Artificial Intelligence-Based Multi-Tiered Architecture for the Detection of Fake News, Spam Data and Unauthorized Users
P. KardeepaAssistant Professor, Department of Computer Science and Engineering, Kalasalingam Academy of Research and Education, Virudhunagar, India. p.kardeepa@klu.ac.in0000-0002-6354-8175
N. SubbulakshmiAssociate Professor, Department of Computer Science and Engineering, Kalasalingam Academy of Research and Education, Virudhunagar, India. subbulakshminammalwar@gmail.com0000-0002-9863-5033
A.M. GurusigaamaniAssistant Professor, Department of Computer Science and Engineering, Kalasalingam Academy of Research and Education, Virudhunagar, India. gurusigaamani@klu.ac.in0000-0001-8652-7468
Keywords: Artificial Intelligence, Multi-Tiered Architecture, Fake News Detection, Spam Detection, Unauthorized User Detection, Machine Learning, Deep Learning, Natural Language Processing, BERT, GPT-2, XGBoost, Autoencoder, Data Security, MTA-SD, Digital Innovation.
Abstract
The growth of online platforms has triggered the growing necessity of effective detection systems to deal with threats such as fake news, spam, and unauthorized users. Existing models have serious problems, such as limited task coverage, limited generalization across diverse datasets, overfitting, and the inability to address multi-domain threats within a single framework.

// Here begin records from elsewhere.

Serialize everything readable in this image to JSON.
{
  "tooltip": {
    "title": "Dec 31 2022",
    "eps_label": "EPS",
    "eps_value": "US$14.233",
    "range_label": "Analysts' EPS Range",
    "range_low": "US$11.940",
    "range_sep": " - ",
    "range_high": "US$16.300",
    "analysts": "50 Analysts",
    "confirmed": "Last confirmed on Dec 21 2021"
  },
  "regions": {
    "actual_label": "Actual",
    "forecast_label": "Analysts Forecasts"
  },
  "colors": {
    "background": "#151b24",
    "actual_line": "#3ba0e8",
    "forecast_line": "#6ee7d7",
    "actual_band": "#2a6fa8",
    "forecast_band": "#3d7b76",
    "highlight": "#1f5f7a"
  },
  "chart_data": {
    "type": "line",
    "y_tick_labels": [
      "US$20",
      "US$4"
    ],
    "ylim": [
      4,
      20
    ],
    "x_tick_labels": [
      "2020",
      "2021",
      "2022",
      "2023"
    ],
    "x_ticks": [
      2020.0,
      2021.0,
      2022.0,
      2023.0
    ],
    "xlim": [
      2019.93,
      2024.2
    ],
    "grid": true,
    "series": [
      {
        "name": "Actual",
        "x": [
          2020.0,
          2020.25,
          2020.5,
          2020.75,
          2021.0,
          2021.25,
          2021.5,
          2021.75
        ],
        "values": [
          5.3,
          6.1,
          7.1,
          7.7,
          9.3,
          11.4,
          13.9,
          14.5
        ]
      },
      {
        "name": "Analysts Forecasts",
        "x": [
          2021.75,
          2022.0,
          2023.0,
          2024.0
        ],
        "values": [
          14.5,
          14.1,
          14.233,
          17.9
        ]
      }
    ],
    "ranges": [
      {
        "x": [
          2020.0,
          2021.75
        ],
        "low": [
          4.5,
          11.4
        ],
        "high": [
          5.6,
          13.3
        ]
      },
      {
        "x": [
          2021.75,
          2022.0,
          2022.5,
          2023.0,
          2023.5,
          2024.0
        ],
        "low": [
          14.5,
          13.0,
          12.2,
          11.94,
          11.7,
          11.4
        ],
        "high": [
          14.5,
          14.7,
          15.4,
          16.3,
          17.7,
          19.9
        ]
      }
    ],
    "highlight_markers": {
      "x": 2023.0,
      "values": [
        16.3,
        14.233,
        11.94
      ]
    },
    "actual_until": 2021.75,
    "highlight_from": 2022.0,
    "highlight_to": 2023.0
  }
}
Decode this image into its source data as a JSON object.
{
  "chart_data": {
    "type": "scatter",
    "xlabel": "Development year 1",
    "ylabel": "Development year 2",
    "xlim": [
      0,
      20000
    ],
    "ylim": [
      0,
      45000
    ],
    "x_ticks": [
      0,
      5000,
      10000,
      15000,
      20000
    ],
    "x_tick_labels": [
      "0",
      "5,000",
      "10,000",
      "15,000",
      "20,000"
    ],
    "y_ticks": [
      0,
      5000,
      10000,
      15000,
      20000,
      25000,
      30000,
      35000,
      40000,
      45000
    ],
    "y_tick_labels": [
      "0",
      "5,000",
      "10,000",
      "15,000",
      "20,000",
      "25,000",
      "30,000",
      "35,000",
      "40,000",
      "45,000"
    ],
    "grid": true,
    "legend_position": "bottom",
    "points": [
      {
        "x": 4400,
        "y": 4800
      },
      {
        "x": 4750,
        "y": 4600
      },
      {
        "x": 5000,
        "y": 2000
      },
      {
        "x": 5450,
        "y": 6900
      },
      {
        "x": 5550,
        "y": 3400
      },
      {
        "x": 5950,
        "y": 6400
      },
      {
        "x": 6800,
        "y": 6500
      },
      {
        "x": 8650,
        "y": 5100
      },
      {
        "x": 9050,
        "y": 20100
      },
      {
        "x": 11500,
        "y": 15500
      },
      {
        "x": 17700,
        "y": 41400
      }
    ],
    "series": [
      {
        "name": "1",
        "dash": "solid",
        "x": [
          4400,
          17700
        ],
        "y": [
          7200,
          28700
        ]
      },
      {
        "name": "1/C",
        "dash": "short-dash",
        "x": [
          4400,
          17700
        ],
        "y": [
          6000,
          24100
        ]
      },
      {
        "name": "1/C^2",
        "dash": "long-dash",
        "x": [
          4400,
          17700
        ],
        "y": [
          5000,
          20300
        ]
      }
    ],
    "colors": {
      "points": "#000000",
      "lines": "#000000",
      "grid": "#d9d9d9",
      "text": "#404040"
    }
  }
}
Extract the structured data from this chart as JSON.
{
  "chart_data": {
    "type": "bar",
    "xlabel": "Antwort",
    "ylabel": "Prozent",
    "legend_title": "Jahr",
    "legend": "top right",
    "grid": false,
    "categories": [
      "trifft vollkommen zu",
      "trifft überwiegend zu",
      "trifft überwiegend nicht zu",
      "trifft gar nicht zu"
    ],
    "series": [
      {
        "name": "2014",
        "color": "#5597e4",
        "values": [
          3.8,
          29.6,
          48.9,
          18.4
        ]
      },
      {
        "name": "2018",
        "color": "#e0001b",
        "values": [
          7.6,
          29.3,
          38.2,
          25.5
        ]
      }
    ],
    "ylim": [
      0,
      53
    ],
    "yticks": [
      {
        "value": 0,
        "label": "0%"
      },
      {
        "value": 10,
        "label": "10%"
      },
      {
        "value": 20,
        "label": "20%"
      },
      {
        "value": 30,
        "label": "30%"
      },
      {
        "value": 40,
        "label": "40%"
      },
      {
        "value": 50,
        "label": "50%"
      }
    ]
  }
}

As a way to overcome these obstacles, we would suggest the Multi-Tiered Architecture for Spam Data Detection (MTA-SD), a solution that will incorporate AI-based methods, including machine learning, deep learning, and natural language processing, into a multi-layered detection architecture. The system is able to address more than fake news, spam, and unauthorized user detection, but by augmenting digital platforms' security, it supports the objective of SDG 9: Industry, Innovation, and Infrastructure, by providing safe, robust, and innovative infrastructures. The architecture addresses three major detection tasks simultaneously, including Fake News Detection (FND), Spam or Malicious Data Detection (MDD), and Unauthorized User Detection (UUD). Using the hybrid systems of BERT with textual data, GPT-2 with contextual insights, and XGBoost for spam classification, the proposed system is guaranteed to achieve high accuracy across different types of inputs. The results of the evaluation indicate that the MTA-SD model is better than the previous solutions since it has an accuracy of 99.90, precision of 99.95, recall of 99.96, and an F1 score of 99.99% in various datasets, including ISOT, LIAR, IFND, and Malicious Webpages. This capability of the architecture to combine various detection activities, make use of sophisticated feature engineering, and evolve with new threats with the continuous learning of new features makes it a scalable and robust system to achieve real-time detection. This model not only addresses the constraints of the traditional methodologies but also offers a multifaceted, flexible, and very precise system for solving the current issues of digital security.